La idea del Gobierno es que cerca del 40% del rojo fiscal primario se financie con colocaciones de títulos públicos en el mercado local, mientras que el resto se fondearía con asistencia monetaria del Banco Central. Pero a esta autorización de endeudamiento en estas primeras semanas del año se sumó la posibilidad de colocar más de $ 150.000 millones adicionales que contribuyan a reducir la monetización del déficit.

Es que el lunes el Ejecutivo autorizó la colocación de títulos públicos por $ 121.017 millones que fueron emitidos en 2020 ($ 41.552 millones de Lepase, $ 29.912 millones de Ledes y $ 49.552 millones de Lecer a descuento), que se añaden a los $ 31.288 millones de otra serie de Lecer cuya posibilidad de colocación fue autorizada el 6 de enero.

Además, el viernes pasado se autorizó también la colocación de letras intransferibles con vencimiento en 2030 por u$s 286 millones, que al tipo de cambio actual equivalen a cerca de $ 25.000 millones.  

Sin contar este último, estos nuevos montos de colocarse en su totalidad brindarían al Tesoro cerca de $ 153.305 millones, más de medio punto del PBI, que ayudaría a reducir la dependencia de la emisión monetaria. 

Se trata de cifra significativa, dado que es casi el 10% de la proyección de déficit fiscal primario de 2021 (el Presupuesto 2021 prevé que serán $ 1,56 billones), y más teniendo en cuenta que el resultado final puede ser de una magnitud menor a la pronosticada, tal como ocurrió en 2020. 

No obstante, para los analistas estas decisiones no generarán un quiebre de las expectativas sin una señal fiscal mucho más contundente, aunque sí contribuyan marginalmente a reducir la monetización del rojo primario.

"Me parece que no es algo que vaya a modificar expectativas, en última instancia son pesos que el Gobierno tiene disponibles para colocar en el mercado. Cuáles sean las necesidades de pesos en el año va a depender de la señal fiscal que se dé, que es la pata más importante de lo que debería ser un programa de estabilización de corto plazo", explicó a El Cronista Martín Vauthier, de Eco Go.

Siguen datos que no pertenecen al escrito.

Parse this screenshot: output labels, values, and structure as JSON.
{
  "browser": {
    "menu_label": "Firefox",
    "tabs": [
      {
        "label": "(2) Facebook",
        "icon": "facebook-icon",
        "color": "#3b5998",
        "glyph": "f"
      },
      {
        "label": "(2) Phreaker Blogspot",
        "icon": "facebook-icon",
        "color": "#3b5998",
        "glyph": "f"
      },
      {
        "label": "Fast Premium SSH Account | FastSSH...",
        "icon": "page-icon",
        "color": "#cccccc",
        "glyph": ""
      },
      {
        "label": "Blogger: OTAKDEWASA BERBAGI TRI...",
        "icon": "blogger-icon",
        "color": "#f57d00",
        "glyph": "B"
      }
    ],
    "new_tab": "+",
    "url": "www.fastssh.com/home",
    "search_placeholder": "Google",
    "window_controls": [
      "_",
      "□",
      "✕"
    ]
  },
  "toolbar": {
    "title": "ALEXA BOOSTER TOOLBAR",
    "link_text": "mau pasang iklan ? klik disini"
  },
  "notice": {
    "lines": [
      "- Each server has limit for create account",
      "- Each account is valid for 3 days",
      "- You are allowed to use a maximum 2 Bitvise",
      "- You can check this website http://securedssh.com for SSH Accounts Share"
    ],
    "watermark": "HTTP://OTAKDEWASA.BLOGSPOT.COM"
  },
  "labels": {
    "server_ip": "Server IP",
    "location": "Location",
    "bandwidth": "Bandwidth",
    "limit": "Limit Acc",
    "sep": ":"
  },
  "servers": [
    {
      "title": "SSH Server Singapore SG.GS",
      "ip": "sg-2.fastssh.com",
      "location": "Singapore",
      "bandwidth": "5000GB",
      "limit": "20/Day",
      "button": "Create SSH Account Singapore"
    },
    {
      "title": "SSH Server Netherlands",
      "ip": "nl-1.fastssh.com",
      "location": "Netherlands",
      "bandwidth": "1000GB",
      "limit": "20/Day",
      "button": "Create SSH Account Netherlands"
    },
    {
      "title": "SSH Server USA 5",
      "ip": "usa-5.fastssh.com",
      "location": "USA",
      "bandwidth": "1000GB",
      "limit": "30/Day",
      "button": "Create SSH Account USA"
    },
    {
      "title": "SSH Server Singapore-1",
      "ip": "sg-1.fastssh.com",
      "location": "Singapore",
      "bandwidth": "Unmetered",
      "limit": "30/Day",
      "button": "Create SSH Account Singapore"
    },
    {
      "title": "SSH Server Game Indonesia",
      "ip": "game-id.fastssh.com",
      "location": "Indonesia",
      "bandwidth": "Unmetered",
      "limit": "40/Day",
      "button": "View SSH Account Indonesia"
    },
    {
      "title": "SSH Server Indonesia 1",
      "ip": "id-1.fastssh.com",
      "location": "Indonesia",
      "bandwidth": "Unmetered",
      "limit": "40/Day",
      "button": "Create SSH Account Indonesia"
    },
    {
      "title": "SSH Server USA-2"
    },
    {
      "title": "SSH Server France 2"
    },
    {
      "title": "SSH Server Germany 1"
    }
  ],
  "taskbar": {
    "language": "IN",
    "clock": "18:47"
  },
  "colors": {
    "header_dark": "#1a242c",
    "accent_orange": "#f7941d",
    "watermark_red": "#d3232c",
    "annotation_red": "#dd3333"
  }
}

Además, remarcó que la recepción que tengan estos títulos en el mercado local (la tasa y el monto que se coloque) va a depender también de cómo se encuentren las variables financieras clave como el riesgo país, la brecha cambiaria entre el dólar oficial y las cotizaciones paralelas y el estado de la demanda de pesos.

Por su parte, Matías Rajnerman, de Ecolatina, consideró que esta medida del Gobierno "ya se descontaba" y que la persistencia de la inflación hace que los vencimientos de capital en pesos sean cada vez más livianos para el deudor.

"Es algo que ya se descontaba, no creo que vaya a cambiar las expectativas. Pero a la vez todo suma: no va a cambiar la ecuación ni solucionar los problemas de emisión, pero en el margen ayuda", indicó a este medio.

En total, en el primer semestre vence deuda entre amortización e intereses por $ 1,24 billones, según la Oficina del Presupuesto del Congreso (OPC), y constituye uno de los principales desafíos en materia de deuda, junto a la renegociación con el Fondo Monetario Internacional (FMI) y con el Club de París.